The reason for this is the code for elem
(in core):
Rec {
-- RHS size: {terms: 21, types: 15, coercions: 0, joins: 0/0}
elem [InlPrag=NOINLINE[1], Occ=LoopBreaker]
:: forall a. Eq a => a -> [a] -> Bool
[GblId,
Arity=3,
Caf=NoCafRefs,
Str=<L,U(C(C1(U)),A)><L,U><S,1*U>,
Unf=OtherCon []]
elem
= \ (@a_a299)
($dEq_a29b :: Eq a_a299)
(ds_d2Jp :: a_a299)
(ds1_d2Jq :: [a_a299]) ->
case ds1_d2Jq of {
[] -> GHC.Types.False;
: y_a1kG ys_a1kH ->
case == @a_a299 $dEq_a29b ds_d2Jp y_a1kG of {
False -> elem @a_a299 $dEq_a29b ds_d2Jp ys_a1kH;
True -> GHC.Types.True
}
}
end Rec }
We won't get specialization since we don't have a unfolding. Which is the result of marking it as NOINLINE[1] and the fact that it's recursive.

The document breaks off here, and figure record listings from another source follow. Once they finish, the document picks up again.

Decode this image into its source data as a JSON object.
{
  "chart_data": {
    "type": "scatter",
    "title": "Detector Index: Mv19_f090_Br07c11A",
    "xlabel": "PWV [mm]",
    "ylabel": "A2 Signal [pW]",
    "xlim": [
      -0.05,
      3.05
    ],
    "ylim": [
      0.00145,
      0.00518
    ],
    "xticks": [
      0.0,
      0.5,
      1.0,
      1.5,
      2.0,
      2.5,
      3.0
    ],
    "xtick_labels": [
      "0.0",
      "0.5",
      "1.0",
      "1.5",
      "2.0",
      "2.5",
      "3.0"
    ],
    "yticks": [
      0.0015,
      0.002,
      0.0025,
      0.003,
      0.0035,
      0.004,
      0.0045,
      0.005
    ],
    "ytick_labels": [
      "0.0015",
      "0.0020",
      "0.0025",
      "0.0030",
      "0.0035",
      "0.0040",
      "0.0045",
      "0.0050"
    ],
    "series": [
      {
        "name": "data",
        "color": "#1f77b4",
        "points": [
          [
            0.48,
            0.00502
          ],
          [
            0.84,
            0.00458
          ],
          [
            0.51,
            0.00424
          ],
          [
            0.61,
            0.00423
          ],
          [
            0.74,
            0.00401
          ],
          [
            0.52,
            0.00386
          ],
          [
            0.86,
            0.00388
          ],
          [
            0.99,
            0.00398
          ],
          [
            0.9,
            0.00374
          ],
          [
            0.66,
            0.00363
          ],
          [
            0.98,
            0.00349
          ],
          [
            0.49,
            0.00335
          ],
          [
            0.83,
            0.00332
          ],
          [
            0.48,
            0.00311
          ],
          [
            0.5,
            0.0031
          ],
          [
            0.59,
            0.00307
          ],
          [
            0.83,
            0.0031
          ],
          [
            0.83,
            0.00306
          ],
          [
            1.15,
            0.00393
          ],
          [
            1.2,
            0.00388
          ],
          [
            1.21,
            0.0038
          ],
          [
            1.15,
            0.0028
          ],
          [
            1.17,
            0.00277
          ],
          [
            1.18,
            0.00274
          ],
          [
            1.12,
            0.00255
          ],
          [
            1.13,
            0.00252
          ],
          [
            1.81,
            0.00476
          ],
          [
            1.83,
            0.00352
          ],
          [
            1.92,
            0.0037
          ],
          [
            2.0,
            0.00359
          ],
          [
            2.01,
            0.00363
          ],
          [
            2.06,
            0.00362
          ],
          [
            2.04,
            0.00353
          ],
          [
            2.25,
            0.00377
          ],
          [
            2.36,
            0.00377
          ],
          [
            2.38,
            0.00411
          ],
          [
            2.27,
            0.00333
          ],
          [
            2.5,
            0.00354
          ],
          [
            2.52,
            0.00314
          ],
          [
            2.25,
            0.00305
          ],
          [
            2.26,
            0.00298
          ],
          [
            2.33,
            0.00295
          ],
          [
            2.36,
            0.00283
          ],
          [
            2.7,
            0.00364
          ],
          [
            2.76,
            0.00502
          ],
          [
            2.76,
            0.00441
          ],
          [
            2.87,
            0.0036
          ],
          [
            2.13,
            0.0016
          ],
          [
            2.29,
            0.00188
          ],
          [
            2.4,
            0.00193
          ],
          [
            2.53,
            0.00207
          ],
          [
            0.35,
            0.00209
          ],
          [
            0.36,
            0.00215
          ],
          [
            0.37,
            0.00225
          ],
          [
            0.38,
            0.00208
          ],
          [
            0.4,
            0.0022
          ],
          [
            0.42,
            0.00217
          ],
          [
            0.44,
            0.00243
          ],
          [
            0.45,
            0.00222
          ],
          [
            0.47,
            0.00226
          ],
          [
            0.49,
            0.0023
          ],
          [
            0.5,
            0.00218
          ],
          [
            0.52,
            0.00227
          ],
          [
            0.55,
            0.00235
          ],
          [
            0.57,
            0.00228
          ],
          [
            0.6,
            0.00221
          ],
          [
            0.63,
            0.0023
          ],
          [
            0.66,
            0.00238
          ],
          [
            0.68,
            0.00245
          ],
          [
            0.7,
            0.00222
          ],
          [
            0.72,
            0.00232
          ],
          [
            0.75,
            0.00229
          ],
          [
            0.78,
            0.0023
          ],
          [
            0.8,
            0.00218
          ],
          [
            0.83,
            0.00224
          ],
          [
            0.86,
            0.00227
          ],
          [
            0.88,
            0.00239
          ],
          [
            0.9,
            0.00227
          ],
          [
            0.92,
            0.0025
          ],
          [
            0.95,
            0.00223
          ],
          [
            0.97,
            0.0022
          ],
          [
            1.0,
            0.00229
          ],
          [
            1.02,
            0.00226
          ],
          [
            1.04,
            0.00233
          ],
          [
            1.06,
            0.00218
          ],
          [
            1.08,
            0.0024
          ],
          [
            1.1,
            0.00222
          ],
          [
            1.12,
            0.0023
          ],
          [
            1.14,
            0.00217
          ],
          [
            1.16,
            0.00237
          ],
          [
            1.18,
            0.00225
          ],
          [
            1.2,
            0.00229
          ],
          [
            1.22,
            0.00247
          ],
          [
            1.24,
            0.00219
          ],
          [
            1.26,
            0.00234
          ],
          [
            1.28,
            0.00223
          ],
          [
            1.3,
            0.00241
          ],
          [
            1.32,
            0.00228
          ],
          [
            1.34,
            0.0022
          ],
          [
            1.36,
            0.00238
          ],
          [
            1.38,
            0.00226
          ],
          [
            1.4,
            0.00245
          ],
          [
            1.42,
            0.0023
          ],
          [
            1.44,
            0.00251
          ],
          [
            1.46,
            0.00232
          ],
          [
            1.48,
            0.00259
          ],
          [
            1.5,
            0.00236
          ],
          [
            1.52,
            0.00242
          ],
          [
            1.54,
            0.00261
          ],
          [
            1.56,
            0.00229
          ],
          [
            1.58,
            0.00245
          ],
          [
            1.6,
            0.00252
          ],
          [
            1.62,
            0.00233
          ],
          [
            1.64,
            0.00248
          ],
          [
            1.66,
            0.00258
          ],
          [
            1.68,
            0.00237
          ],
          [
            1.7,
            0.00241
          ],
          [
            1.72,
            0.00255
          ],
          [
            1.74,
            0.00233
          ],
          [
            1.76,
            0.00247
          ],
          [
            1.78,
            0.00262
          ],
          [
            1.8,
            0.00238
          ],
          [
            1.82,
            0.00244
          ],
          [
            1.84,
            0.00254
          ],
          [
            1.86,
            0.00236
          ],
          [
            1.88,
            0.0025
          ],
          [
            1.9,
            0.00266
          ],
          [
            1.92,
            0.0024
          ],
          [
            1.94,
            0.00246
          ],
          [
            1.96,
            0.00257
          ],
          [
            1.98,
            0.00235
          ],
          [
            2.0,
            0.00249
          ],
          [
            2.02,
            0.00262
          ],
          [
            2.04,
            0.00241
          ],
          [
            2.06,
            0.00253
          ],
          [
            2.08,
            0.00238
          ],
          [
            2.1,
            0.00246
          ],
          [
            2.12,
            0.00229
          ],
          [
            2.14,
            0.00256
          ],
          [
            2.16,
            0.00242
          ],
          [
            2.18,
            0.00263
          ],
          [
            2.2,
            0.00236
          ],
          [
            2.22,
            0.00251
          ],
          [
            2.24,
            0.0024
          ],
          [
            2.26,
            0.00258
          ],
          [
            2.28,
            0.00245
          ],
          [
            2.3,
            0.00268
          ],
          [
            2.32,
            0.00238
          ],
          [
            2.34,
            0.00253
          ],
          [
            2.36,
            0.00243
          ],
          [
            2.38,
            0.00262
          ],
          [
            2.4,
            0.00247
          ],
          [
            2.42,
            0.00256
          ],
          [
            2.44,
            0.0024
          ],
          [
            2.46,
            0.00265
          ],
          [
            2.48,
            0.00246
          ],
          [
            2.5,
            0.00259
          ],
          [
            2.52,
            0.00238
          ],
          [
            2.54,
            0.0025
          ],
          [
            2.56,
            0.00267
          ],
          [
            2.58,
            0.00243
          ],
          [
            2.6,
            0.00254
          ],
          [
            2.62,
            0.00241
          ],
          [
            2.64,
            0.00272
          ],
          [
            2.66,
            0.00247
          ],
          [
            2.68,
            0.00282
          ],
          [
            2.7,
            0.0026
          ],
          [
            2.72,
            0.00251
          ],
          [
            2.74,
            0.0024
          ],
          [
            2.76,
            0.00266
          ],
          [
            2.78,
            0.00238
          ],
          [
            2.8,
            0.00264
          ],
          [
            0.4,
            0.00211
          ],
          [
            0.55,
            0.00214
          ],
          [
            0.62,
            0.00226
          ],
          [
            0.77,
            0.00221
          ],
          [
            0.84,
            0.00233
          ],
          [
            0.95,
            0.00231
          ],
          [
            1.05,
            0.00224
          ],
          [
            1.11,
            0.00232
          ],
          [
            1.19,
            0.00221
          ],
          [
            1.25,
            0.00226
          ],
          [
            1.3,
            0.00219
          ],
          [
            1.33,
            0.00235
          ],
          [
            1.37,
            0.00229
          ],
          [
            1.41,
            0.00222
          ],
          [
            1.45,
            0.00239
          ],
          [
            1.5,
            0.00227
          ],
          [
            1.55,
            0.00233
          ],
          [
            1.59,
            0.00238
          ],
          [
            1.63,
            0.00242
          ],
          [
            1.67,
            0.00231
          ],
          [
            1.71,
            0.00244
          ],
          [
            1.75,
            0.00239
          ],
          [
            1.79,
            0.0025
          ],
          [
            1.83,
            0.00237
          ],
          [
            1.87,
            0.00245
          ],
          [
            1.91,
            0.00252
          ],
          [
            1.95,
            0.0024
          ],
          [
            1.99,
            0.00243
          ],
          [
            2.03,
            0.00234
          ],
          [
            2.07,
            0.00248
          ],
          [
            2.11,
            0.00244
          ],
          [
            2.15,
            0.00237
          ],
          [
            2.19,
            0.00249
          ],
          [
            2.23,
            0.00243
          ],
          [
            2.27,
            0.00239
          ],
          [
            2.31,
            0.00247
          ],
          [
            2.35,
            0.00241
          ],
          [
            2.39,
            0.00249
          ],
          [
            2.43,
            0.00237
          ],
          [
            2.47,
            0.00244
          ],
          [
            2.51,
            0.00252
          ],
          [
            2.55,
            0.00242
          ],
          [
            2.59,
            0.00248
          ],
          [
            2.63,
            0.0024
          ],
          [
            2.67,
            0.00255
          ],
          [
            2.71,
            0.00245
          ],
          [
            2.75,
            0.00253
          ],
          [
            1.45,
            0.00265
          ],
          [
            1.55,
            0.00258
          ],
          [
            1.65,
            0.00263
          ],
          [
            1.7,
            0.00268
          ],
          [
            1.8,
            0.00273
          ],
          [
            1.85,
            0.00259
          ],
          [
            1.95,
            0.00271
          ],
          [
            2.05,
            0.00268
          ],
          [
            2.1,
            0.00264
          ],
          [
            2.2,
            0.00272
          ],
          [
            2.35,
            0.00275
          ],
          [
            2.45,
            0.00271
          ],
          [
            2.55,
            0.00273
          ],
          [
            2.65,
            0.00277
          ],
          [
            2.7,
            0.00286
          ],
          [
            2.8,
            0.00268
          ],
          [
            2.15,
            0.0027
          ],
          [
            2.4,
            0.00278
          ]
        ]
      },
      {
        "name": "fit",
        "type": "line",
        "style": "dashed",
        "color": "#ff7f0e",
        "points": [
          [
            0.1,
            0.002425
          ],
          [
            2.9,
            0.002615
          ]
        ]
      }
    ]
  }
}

This means in the generated code for each list element we:
- Call GHC.Classes.== @Char which returns Chars instance for
==
- call stg_ap_0 to evaluate the function.
- return to stg_ap_pp, putting the arguments into regs.
- call the actual
==
function. - return to elem, check the result of the comparison and potentially
start over with the next element.
Ideally we could cache some of this work, but this seems to cause more overhead than it removes.
Proposals
I propose these changes purely for performance reasons.
I looked at these possibilities.
#18285).
Provide unfoldings so use sites can specialize (The downside is that we will generate more code. The upside is an extreme improvement in performance when specialization triggers.
To some degree code bloat could be reduced by providing specializations for some of the types in base.
Rewrite using a local recursive function
This allows elem to be inlined and specialized without changing the existing pragmas.
Improves performance slightly over simply adding unfoldings.
Force the dictionary selector.
Rewrite elem like this:
{-# NOINLINE myElem #-}
myElem :: forall a. Eq a => a -> [a] -> Bool
myElem x !ys' =
go ys'
where
!eq = (==) :: a -> a -> Bool
go [] = False
go (y:ys) = eq x y || go ys
This has all the same properties as the existing implementation, except for better performance. It's big upside is that we don't risk code bloat (as we still don't provide a unfolding).
Overview
Results are for a list argument of length 7 and a frequent result of False.
Data.List.elem | Forced class selector + NOINLINE |
elem specialized |
elem with local go recursion |
|
---|---|---|---|---|
Run Time(s) | 3s | 2.1s | 1.3s | 1.1s |
Run Time (%) | 100% | -30% | -56% | -63% |
#no changes | no downsides | code bloat? | code bloat? |
The forced class selector variant get's better as lists get longer. But it's always better than elem.